Saya pernah dekat dengan seseorang untuk waktu yang sangat singkat, lebih pendek dari umur jagung. Ketika pertama bertemu, ada perasaan nyaman yang membuat hati ini berkata, "Oke, gimana kalau saya coba aja? Sepertinya dia cukup baik dan saya nyaman ada di dekatnya". Dan sang hati pun membuat keputusan, untuk terus mencoba dekat dan menjalani apa yang ada di depan mata saat itu, tanpa banyak bertanya apa yang ditawarkan hidup nantinya, what life has in store for both of us in the future. Jalani aja deh, dengan niat dan cara yang baik.
Dari dua kali, tiga kali, lima kali dan berkali-kali pembicaraan dan pertemuan, saya menemukan banyak hal yang mengurangi perasaan nyaman itu. Bahwa banyak hal yang tidak sesuai dengan idealisme saya. Tapi saya sadar, idealisme itu utopia. Setiap kekurangan dan kelebihan dalam hidup itu seperti dua sisi mata uang, menempel ketat, integral, tidak bisa dipisahkan. Dan saya pun berusaha untuk compromise.
On a lighter note, saya punya teman perempuan seusia saya, awal 40 an, yang bilang gini, " Sari, I stop compromising long ago. I compromised a lot once, but still it didn't work. So I stop compromising".
Saya tidak mengikuti Geraldine, teman saya itu. Saya berusaha kompromi, terutama dengan hati saya, dengan harapan bahwa kali ini mungkin akan berhasil. Tapi sayang sekali, seberapa pun besarnya saya meniadakan idealisme saya, sosok ini tidak bisa pindah dari zona nyaman masa lalunya yang mentraumakan. Dia mencintai zona itu, dia tidak bisa pindah dari situ.
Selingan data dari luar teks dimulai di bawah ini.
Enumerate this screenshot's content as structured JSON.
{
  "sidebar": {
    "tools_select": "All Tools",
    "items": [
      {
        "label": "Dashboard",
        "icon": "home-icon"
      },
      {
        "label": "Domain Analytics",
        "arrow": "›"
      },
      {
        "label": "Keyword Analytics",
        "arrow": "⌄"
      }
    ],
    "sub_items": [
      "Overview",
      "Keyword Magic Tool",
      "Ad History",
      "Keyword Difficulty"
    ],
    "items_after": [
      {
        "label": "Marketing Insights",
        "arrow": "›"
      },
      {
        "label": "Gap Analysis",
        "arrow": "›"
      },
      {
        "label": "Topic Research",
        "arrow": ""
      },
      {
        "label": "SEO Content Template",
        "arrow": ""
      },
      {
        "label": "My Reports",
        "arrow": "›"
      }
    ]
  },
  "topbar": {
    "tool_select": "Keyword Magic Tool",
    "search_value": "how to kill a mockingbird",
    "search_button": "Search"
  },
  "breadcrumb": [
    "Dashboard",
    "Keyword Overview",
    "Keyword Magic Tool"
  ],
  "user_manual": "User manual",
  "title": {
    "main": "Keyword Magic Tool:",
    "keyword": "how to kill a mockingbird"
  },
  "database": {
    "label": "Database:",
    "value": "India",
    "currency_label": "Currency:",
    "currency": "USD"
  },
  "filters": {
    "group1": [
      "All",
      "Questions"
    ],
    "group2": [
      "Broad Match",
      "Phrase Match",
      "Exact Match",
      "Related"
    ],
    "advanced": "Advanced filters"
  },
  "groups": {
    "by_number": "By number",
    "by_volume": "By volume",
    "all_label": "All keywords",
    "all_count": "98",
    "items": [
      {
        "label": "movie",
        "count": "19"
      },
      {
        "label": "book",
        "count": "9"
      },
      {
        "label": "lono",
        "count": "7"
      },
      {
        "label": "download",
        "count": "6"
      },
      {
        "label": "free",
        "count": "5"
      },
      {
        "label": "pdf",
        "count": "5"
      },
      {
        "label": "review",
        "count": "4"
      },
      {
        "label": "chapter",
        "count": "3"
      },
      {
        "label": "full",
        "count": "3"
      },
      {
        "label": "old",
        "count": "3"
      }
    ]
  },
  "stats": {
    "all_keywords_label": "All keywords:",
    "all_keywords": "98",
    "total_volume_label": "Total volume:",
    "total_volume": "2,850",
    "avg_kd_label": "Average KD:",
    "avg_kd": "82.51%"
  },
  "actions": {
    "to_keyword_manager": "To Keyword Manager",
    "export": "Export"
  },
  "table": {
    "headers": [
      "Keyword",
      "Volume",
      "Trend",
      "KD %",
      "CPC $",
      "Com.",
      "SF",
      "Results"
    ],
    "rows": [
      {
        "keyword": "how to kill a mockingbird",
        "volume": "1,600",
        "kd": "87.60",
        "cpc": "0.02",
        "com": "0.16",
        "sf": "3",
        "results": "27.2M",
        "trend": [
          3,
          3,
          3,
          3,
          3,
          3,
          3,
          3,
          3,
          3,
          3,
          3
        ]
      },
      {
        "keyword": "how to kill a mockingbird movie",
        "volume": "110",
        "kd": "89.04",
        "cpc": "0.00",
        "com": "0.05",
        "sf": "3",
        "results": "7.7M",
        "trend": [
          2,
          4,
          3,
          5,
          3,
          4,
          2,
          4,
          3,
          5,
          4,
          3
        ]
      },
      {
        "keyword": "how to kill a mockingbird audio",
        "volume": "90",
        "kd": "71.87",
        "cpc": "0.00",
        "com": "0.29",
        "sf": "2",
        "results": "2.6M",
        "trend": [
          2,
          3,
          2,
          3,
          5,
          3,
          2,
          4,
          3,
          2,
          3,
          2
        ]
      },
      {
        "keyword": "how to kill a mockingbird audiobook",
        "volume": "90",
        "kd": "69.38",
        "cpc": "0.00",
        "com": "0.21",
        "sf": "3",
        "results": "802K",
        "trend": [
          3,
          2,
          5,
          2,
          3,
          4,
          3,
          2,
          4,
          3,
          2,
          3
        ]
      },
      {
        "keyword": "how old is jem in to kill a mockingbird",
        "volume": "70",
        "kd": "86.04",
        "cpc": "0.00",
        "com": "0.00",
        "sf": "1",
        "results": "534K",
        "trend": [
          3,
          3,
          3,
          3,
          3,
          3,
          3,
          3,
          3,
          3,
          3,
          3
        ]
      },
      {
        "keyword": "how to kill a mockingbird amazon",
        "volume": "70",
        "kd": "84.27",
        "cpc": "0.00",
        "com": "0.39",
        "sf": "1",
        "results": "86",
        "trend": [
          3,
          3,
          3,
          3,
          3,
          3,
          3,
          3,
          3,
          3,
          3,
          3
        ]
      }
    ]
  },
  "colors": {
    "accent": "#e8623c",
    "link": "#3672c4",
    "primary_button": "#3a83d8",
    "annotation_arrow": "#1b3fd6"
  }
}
Setelah berusaha, tidak sampai maksimal memang, saya sadar, apa pun yang saya lakukan, yang saya berikan, yang saya tiadakan, ini tidak akan berhasil. Saya berada pada titik antara senang dan sedih, bahwa apa yang telah saya mulai, sekali lagi tidak berjalan sesuai dengan harapan saya. Tapi untungnya, tidak memerlukan waktu lama bagi saya untuk menyadari bahwa ini tidak akan berhasil. Jadi saya tidak terlalu lama mengorbankan waktu, tenaga, pikiran dan materi untuk sesuatu yang nantinya akan sia-sia.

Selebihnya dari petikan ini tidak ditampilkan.